Un arrêt de la deuxième chambre civile de la Cour de cassation donne une illustration de l’effet dévolutif de l’appel en matière de prescription tout en se prononçant sur l’effet de conclusions d’intimés jugées irrecevables.

Dans cette affaire, l’appelant, associé d’une entreprise familiale avait cédé ses parts dans le capital de la société à ses trois frères, par acte sous seing privé du 27 juin 1986. A l’occasion d’un litige ultérieur dans le cadre de la succession de leur père, estimant avoir été spolié lors de la cession de ses parts sociales, il a fait assigner ses frères par acte du 17 juin 2011 devant le tribunal de grande instance de Lons-le-Saunier aux fins d’obtenir la nullité pour dol de l’acte de cession et subsidiairement leur condamnation à des dommages et intérêts sur le fondement d’un manquement à leur obligation de loyauté en tant que dirigeants sociaux.

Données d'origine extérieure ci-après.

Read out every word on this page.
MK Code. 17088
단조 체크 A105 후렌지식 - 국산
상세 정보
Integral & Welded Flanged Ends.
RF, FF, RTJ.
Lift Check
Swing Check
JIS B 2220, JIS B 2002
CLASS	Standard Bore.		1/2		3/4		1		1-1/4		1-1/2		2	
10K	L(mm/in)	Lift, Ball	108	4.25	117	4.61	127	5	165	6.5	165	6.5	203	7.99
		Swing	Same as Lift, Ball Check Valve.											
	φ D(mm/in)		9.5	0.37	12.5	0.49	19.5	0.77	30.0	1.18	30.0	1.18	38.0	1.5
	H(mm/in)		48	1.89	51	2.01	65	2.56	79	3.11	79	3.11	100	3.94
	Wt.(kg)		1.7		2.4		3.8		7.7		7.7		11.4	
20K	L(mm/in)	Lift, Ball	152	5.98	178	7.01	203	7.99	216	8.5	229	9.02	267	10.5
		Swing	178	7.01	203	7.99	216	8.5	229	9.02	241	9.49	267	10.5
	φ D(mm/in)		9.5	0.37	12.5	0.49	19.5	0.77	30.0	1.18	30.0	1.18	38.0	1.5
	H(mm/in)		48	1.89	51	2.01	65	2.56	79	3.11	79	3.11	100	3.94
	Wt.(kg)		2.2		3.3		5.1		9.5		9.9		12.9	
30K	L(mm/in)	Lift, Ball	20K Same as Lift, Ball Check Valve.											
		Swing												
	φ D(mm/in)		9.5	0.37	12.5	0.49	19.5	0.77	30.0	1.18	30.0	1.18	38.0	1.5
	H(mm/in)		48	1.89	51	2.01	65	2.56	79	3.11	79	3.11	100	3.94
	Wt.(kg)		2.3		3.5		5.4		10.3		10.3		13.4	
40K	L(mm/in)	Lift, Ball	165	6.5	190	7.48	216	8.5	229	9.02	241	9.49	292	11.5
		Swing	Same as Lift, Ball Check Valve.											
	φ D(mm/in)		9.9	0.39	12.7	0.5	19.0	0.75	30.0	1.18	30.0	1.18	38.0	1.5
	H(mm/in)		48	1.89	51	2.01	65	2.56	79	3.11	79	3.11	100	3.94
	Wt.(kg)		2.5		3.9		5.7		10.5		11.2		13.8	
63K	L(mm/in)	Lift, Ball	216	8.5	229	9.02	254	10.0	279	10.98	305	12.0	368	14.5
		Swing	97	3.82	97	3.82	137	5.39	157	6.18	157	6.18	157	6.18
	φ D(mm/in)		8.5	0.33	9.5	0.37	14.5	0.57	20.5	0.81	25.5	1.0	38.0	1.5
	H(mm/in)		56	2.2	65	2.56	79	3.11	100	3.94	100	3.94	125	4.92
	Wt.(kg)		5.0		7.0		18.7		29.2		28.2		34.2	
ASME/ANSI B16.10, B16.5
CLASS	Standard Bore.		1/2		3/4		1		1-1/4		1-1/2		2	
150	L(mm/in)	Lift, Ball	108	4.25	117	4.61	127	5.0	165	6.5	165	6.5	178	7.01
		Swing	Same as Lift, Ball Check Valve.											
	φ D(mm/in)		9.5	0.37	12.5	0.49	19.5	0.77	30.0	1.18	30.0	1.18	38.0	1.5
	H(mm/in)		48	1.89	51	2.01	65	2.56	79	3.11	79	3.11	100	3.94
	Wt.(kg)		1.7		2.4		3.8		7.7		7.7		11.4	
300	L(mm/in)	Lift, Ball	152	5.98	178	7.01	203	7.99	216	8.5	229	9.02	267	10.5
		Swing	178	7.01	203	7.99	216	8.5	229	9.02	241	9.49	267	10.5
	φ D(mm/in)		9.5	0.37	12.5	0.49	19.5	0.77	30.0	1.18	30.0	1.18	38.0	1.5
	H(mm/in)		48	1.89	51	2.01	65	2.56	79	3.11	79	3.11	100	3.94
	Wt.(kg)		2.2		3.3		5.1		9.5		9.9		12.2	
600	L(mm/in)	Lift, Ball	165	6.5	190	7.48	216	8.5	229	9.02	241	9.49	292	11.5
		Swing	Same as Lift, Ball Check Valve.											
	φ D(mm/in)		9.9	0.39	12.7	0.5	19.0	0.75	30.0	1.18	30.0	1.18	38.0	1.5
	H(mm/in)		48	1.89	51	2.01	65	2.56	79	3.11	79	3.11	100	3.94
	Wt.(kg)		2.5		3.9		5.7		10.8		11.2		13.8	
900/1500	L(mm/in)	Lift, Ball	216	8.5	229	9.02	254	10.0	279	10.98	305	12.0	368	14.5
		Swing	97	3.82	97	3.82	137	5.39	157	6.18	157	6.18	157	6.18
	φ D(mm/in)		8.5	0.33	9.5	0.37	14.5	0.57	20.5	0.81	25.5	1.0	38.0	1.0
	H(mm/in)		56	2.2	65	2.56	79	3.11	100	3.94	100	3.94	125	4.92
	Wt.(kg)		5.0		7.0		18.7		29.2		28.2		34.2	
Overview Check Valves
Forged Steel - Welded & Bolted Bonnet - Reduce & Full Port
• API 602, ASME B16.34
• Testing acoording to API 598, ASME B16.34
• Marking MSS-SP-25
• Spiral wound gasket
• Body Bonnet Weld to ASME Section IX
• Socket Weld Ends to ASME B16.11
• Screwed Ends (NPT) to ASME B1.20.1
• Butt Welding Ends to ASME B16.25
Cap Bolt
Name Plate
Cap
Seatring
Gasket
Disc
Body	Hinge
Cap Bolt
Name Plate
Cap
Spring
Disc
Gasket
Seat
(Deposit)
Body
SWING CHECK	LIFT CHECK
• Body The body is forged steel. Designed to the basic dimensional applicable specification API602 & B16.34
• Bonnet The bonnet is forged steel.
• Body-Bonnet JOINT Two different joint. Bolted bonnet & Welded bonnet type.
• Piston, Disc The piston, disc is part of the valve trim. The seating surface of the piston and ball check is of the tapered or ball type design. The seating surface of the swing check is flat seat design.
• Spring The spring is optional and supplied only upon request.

Par acte du 17 juin 2013, l’associé cédant faisait également assigner la société rédactrice de l’acte, en responsabilité civile extracontractuelle.

Le tribunal a, par jugement du 22 avril 2015, déclaré irrecevable l’action en nullité de la cession pour cause de dol, estimant que l’action n’avait pas été engagée dans le délai de cinq ans à compter de la révélation du dommage. Le tribunal avait également soulevé d’office le moyen de prescription de l’action fondée sur le devoir de loyauté des mandataires sociaux et le délai de trois ans prescrit à l’article L. 223-23 du Code de commerce (N° Lexbase : L5848AIG) mais ce chef du jugement sera ensuite annulé et ne sera pas commenté ci-après.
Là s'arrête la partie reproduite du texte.